CEVAP : Davalı … Sigorta Şirketi vekili cevap dilekçesinde özetle; … plakalı aracın, müvekkili şirket tarafından tanzim edilen ZMMS poliçesi ile sigortalı olduğunu, Yargıtay Hukuk Genel Kurulu’nun 13/11/2013 tarih 2013/17-72 esas 2013/1558 karar sayılı kararında, trafik sigortasının, araç işleteninin sorumluluğunu üzerine almış bulunmasına göre ancak işletenin zarardan sorumlu tutulabildiği hallderde zararı gidermekle yükümlü olduğu sonucuna ulaştığını, işletenin sorumluluğunun da ancak sigortalı araç sürücüsünün sorumluluğunun doğması ile ortaya çıkacağını, ZMM sigortasının meblağ sigortası olmayıp zarar sigortası olduğundan, davacının uğradığını iddia ettiği zararları ispat etmesi gerektiğini, davacı yanın tedavi giderlerinin SGK ya yöneltilmesi gerektiğini belirterek aleyhlerine açılmış olan haksız ve mesnetsiz davanın usulden yetkisizlik nedeniyle, esasına girildiği tektirde sigortalı araç sürücüsüne atfı kabil ksuur bulunmaması nedeniyle, davacıda meydana geldiği iddia edilen maluliyetin kaza ile illiyeti bulunmaması nedeniyle reddine, mahkeme masraf ve vekalet ücretinin davacı tarafa yükletilmesine karar verilmesini, aksi taktirde davacı yanın müterafik ksuurunun nazara alınmasına, celp edilmesi gereken delillerinin toplanmasına, kusur durumu ve zararın tespiti için bilirkişi inceleme yapılmasına, her halde haksız ve mesnetsiz davanın reddine karar verilmesini talep ettiği görülmüştür.

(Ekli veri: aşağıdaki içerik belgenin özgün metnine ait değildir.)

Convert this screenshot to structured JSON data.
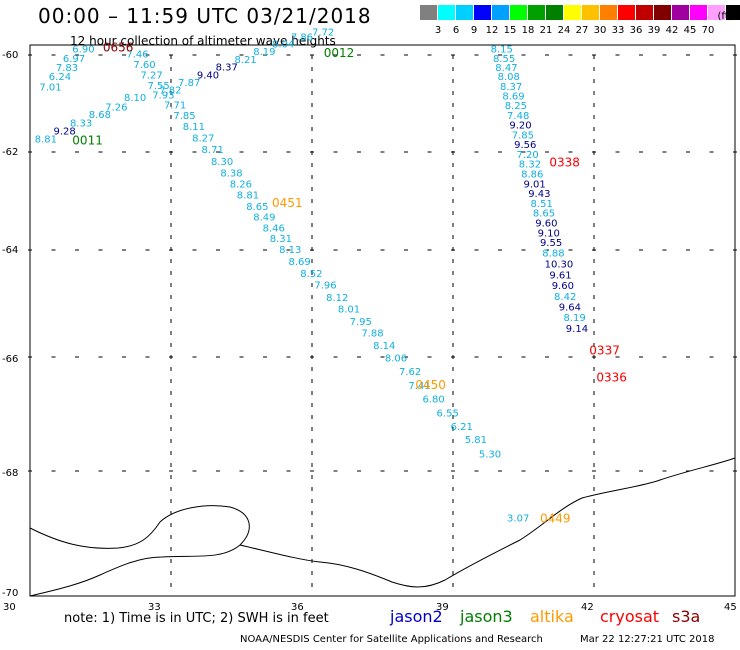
{
  "header": {
    "title": "00:00 – 11:59 UTC 03/21/2018",
    "subtitle": "12 hour collection of altimeter wave heights"
  },
  "legend": {
    "unit": "(ft)",
    "colors": [
      "#808080",
      "#00ffff",
      "#00d0ff",
      "#0000ff",
      "#00a0ff",
      "#00ff00",
      "#00a000",
      "#008000",
      "#ffff00",
      "#ffc000",
      "#ff8000",
      "#ff0000",
      "#c00000",
      "#800000",
      "#a000a0",
      "#ff00ff",
      "#ffa0ff",
      "#000000"
    ],
    "labels": [
      "3",
      "6",
      "9",
      "12",
      "15",
      "18",
      "21",
      "24",
      "27",
      "30",
      "33",
      "36",
      "39",
      "42",
      "45",
      "70"
    ]
  },
  "map": {
    "lat_ticks": [
      "-60",
      "-62",
      "-64",
      "-66",
      "-68",
      "-70"
    ],
    "lon_ticks": [
      "30",
      "33",
      "36",
      "39",
      "42",
      "45"
    ],
    "colors": {
      "cyan": "#10b0e0",
      "navy": "#00008b",
      "orange": "#ff9900",
      "green": "#008000",
      "red": "#ff0000",
      "maroon": "#8b0000"
    },
    "track_labels": [
      {
        "text": "0656",
        "color": "maroon",
        "lon": 31.55,
        "lat": -59.93
      },
      {
        "text": "0012",
        "color": "green",
        "lon": 36.25,
        "lat": -60.04
      },
      {
        "text": "0011",
        "color": "green",
        "lon": 30.9,
        "lat": -61.85
      },
      {
        "text": "0451",
        "color": "orange",
        "lon": 35.15,
        "lat": -63.12
      },
      {
        "text": "0338",
        "color": "red",
        "lon": 41.05,
        "lat": -62.3
      },
      {
        "text": "0450",
        "color": "orange",
        "lon": 38.2,
        "lat": -66.56
      },
      {
        "text": "0337",
        "color": "red",
        "lon": 41.9,
        "lat": -65.95
      },
      {
        "text": "0336",
        "color": "red",
        "lon": 42.05,
        "lat": -66.43
      },
      {
        "text": "0449",
        "color": "orange",
        "lon": 40.85,
        "lat": -68.86
      }
    ],
    "wave_values": [
      {
        "v": "6.90",
        "c": "cyan",
        "lon": 30.9,
        "lat": -59.95
      },
      {
        "v": "6.97",
        "c": "cyan",
        "lon": 30.7,
        "lat": -60.14
      },
      {
        "v": "7.83",
        "c": "cyan",
        "lon": 30.55,
        "lat": -60.33
      },
      {
        "v": "6.24",
        "c": "cyan",
        "lon": 30.4,
        "lat": -60.52
      },
      {
        "v": "7.01",
        "c": "cyan",
        "lon": 30.2,
        "lat": -60.73
      },
      {
        "v": "7.46",
        "c": "cyan",
        "lon": 32.05,
        "lat": -60.05
      },
      {
        "v": "7.60",
        "c": "cyan",
        "lon": 32.2,
        "lat": -60.27
      },
      {
        "v": "7.27",
        "c": "cyan",
        "lon": 32.35,
        "lat": -60.48
      },
      {
        "v": "7.55",
        "c": "cyan",
        "lon": 32.5,
        "lat": -60.7
      },
      {
        "v": "7.93",
        "c": "cyan",
        "lon": 32.6,
        "lat": -60.9
      },
      {
        "v": "7.71",
        "c": "cyan",
        "lon": 32.85,
        "lat": -61.1
      },
      {
        "v": "7.85",
        "c": "cyan",
        "lon": 33.05,
        "lat": -61.32
      },
      {
        "v": "8.11",
        "c": "cyan",
        "lon": 33.25,
        "lat": -61.55
      },
      {
        "v": "8.27",
        "c": "cyan",
        "lon": 33.45,
        "lat": -61.78
      },
      {
        "v": "8.71",
        "c": "cyan",
        "lon": 33.65,
        "lat": -62.02
      },
      {
        "v": "8.30",
        "c": "cyan",
        "lon": 33.85,
        "lat": -62.27
      },
      {
        "v": "8.38",
        "c": "cyan",
        "lon": 34.05,
        "lat": -62.5
      },
      {
        "v": "8.26",
        "c": "cyan",
        "lon": 34.25,
        "lat": -62.72
      },
      {
        "v": "8.81",
        "c": "cyan",
        "lon": 34.4,
        "lat": -62.95
      },
      {
        "v": "8.65",
        "c": "cyan",
        "lon": 34.6,
        "lat": -63.18
      },
      {
        "v": "8.49",
        "c": "cyan",
        "lon": 34.75,
        "lat": -63.4
      },
      {
        "v": "8.46",
        "c": "cyan",
        "lon": 34.95,
        "lat": -63.62
      },
      {
        "v": "8.31",
        "c": "cyan",
        "lon": 35.1,
        "lat": -63.84
      },
      {
        "v": "8.13",
        "c": "cyan",
        "lon": 35.3,
        "lat": -64.06
      },
      {
        "v": "8.69",
        "c": "cyan",
        "lon": 35.5,
        "lat": -64.28
      },
      {
        "v": "8.52",
        "c": "cyan",
        "lon": 35.75,
        "lat": -64.5
      },
      {
        "v": "7.96",
        "c": "cyan",
        "lon": 36.05,
        "lat": -64.72
      },
      {
        "v": "8.12",
        "c": "cyan",
        "lon": 36.3,
        "lat": -64.95
      },
      {
        "v": "8.01",
        "c": "cyan",
        "lon": 36.55,
        "lat": -65.17
      },
      {
        "v": "7.95",
        "c": "cyan",
        "lon": 36.8,
        "lat": -65.4
      },
      {
        "v": "7.88",
        "c": "cyan",
        "lon": 37.05,
        "lat": -65.62
      },
      {
        "v": "8.14",
        "c": "cyan",
        "lon": 37.3,
        "lat": -65.85
      },
      {
        "v": "8.06",
        "c": "cyan",
        "lon": 37.55,
        "lat": -66.08
      },
      {
        "v": "7.62",
        "c": "cyan",
        "lon": 37.85,
        "lat": -66.32
      },
      {
        "v": "7.41",
        "c": "cyan",
        "lon": 38.05,
        "lat": -66.56
      },
      {
        "v": "6.80",
        "c": "cyan",
        "lon": 38.35,
        "lat": -66.8
      },
      {
        "v": "6.55",
        "c": "cyan",
        "lon": 38.65,
        "lat": -67.04
      },
      {
        "v": "6.21",
        "c": "cyan",
        "lon": 38.95,
        "lat": -67.28
      },
      {
        "v": "5.81",
        "c": "cyan",
        "lon": 39.25,
        "lat": -67.51
      },
      {
        "v": "5.30",
        "c": "cyan",
        "lon": 39.55,
        "lat": -67.76
      },
      {
        "v": "3.07",
        "c": "cyan",
        "lon": 40.15,
        "lat": -68.84
      },
      {
        "v": "8.81",
        "c": "cyan",
        "lon": 30.1,
        "lat": -61.8
      },
      {
        "v": "9.28",
        "c": "navy",
        "lon": 30.5,
        "lat": -61.64
      },
      {
        "v": "8.33",
        "c": "cyan",
        "lon": 30.85,
        "lat": -61.47
      },
      {
        "v": "8.68",
        "c": "cyan",
        "lon": 31.25,
        "lat": -61.3
      },
      {
        "v": "7.26",
        "c": "cyan",
        "lon": 31.6,
        "lat": -61.14
      },
      {
        "v": "8.10",
        "c": "cyan",
        "lon": 32.0,
        "lat": -60.95
      },
      {
        "v": "7.82",
        "c": "cyan",
        "lon": 32.75,
        "lat": -60.79
      },
      {
        "v": "7.87",
        "c": "cyan",
        "lon": 33.15,
        "lat": -60.64
      },
      {
        "v": "9.40",
        "c": "navy",
        "lon": 33.55,
        "lat": -60.48
      },
      {
        "v": "8.37",
        "c": "navy",
        "lon": 33.95,
        "lat": -60.32
      },
      {
        "v": "8.21",
        "c": "cyan",
        "lon": 34.35,
        "lat": -60.16
      },
      {
        "v": "8.19",
        "c": "cyan",
        "lon": 34.75,
        "lat": -60.0
      },
      {
        "v": "8.04",
        "c": "cyan",
        "lon": 35.15,
        "lat": -59.84
      },
      {
        "v": "7.86",
        "c": "cyan",
        "lon": 35.55,
        "lat": -59.7
      },
      {
        "v": "7.72",
        "c": "cyan",
        "lon": 36.0,
        "lat": -59.59
      },
      {
        "v": "8.15",
        "c": "cyan",
        "lon": 39.8,
        "lat": -59.95
      },
      {
        "v": "8.55",
        "c": "cyan",
        "lon": 39.85,
        "lat": -60.14
      },
      {
        "v": "8.47",
        "c": "cyan",
        "lon": 39.9,
        "lat": -60.33
      },
      {
        "v": "8.08",
        "c": "cyan",
        "lon": 39.95,
        "lat": -60.52
      },
      {
        "v": "8.37",
        "c": "cyan",
        "lon": 40.0,
        "lat": -60.72
      },
      {
        "v": "8.69",
        "c": "cyan",
        "lon": 40.05,
        "lat": -60.92
      },
      {
        "v": "8.25",
        "c": "cyan",
        "lon": 40.1,
        "lat": -61.11
      },
      {
        "v": "7.48",
        "c": "cyan",
        "lon": 40.15,
        "lat": -61.32
      },
      {
        "v": "9.20",
        "c": "navy",
        "lon": 40.2,
        "lat": -61.52
      },
      {
        "v": "7.85",
        "c": "cyan",
        "lon": 40.25,
        "lat": -61.72
      },
      {
        "v": "9.56",
        "c": "navy",
        "lon": 40.3,
        "lat": -61.92
      },
      {
        "v": "7.20",
        "c": "cyan",
        "lon": 40.35,
        "lat": -62.12
      },
      {
        "v": "8.32",
        "c": "cyan",
        "lon": 40.4,
        "lat": -62.32
      },
      {
        "v": "8.86",
        "c": "cyan",
        "lon": 40.45,
        "lat": -62.52
      },
      {
        "v": "9.01",
        "c": "navy",
        "lon": 40.5,
        "lat": -62.72
      },
      {
        "v": "9.43",
        "c": "navy",
        "lon": 40.6,
        "lat": -62.92
      },
      {
        "v": "8.51",
        "c": "cyan",
        "lon": 40.65,
        "lat": -63.12
      },
      {
        "v": "8.65",
        "c": "cyan",
        "lon": 40.7,
        "lat": -63.32
      },
      {
        "v": "9.60",
        "c": "navy",
        "lon": 40.75,
        "lat": -63.52
      },
      {
        "v": "9.10",
        "c": "navy",
        "lon": 40.8,
        "lat": -63.72
      },
      {
        "v": "9.55",
        "c": "navy",
        "lon": 40.85,
        "lat": -63.92
      },
      {
        "v": "8.88",
        "c": "cyan",
        "lon": 40.9,
        "lat": -64.12
      },
      {
        "v": "10.30",
        "c": "navy",
        "lon": 40.95,
        "lat": -64.33
      },
      {
        "v": "9.61",
        "c": "navy",
        "lon": 41.05,
        "lat": -64.53
      },
      {
        "v": "9.60",
        "c": "navy",
        "lon": 41.1,
        "lat": -64.73
      },
      {
        "v": "8.42",
        "c": "cyan",
        "lon": 41.15,
        "lat": -64.93
      },
      {
        "v": "9.64",
        "c": "navy",
        "lon": 41.25,
        "lat": -65.13
      },
      {
        "v": "8.19",
        "c": "cyan",
        "lon": 41.35,
        "lat": -65.33
      },
      {
        "v": "9.14",
        "c": "navy",
        "lon": 41.4,
        "lat": -65.53
      }
    ]
  },
  "footer": {
    "note": "note: 1) Time is in UTC; 2) SWH is in feet",
    "satellites": [
      {
        "name": "jason2",
        "color": "#0000cc"
      },
      {
        "name": "jason3",
        "color": "#008000"
      },
      {
        "name": "altika",
        "color": "#ff9900"
      },
      {
        "name": "cryosat",
        "color": "#ff0000"
      },
      {
        "name": "s3a",
        "color": "#8b0000"
      }
    ],
    "credit": "NOAA/NESDIS Center for Satellite Applications and Research",
    "timestamp": "Mar 22 12:27:21 UTC 2018"
  }
}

Davalı … vekili cevap dilekçesinde özetle; dava konusu hadiseden dolayı müvekkilinin de büyük üzüntü duyduğunu, kaza anından itibaren müvekkilinin elinden gelen çabayı gösterdiğini, dava dilekçesinde yer verilen ”davasının sağını-solunu kontrol ederek karşıya geçtiği esnada müvekkilinin kullandığı aracın kaldırıma yakın bir noktada kendisine aşırı hız nedeniyle çarptığı” iddiasının maddi gerçekliğe aykırı olduğunu, müvekkilinin kesinlikle süratli araç kullanmamakta olup, kaza mahallinde yolun iki tarafında da park etmiş araçların bulunmasının, trafiğin yoğun olması vb.nedeniyle istese de sürat yapmasının imkansız olduğunu, davacının iddiasının aksine kazanın yegane sebebinin, davacının minibüsten indikten sonra yolun sağını-solunu kontrol etmeden karşıdan karşıya geçmeye kalkışması ve bir anda müvekkilinin aracı ile karşı karşıya gelmesi olduğunu,müvekkili aracının yayaya çarpan kısmının savunmalarını desteklediğini, davacının kazadan sonra 15 metre savrulduğu iddiasını kabul etmediklerini, müvekkilinin davacıyı hiç arayıp sormadığına dair savların yanılgılı olduğunu, bilakis müvekkilinin daavcının ambulansa bindirilmesi sırasında aktif/yardım eden olarak yer aldığını, müvekkilinin kaza sonrası yapılan laboratuar tahlilleri sonucunda alkolsüz olduğunun tespit edildiğini belirterek, öncelikle davanın görevsizlik nedeniyle reddine, … plakalı araç üzerinde tesis edilen tedbir kararının kaldırılmasına, davanın esastan reddine, yargılama giderleri ile vekalet ücretinin davacı üzerine yüklenmesine karar verilmesini talep ettiği görülmüştür.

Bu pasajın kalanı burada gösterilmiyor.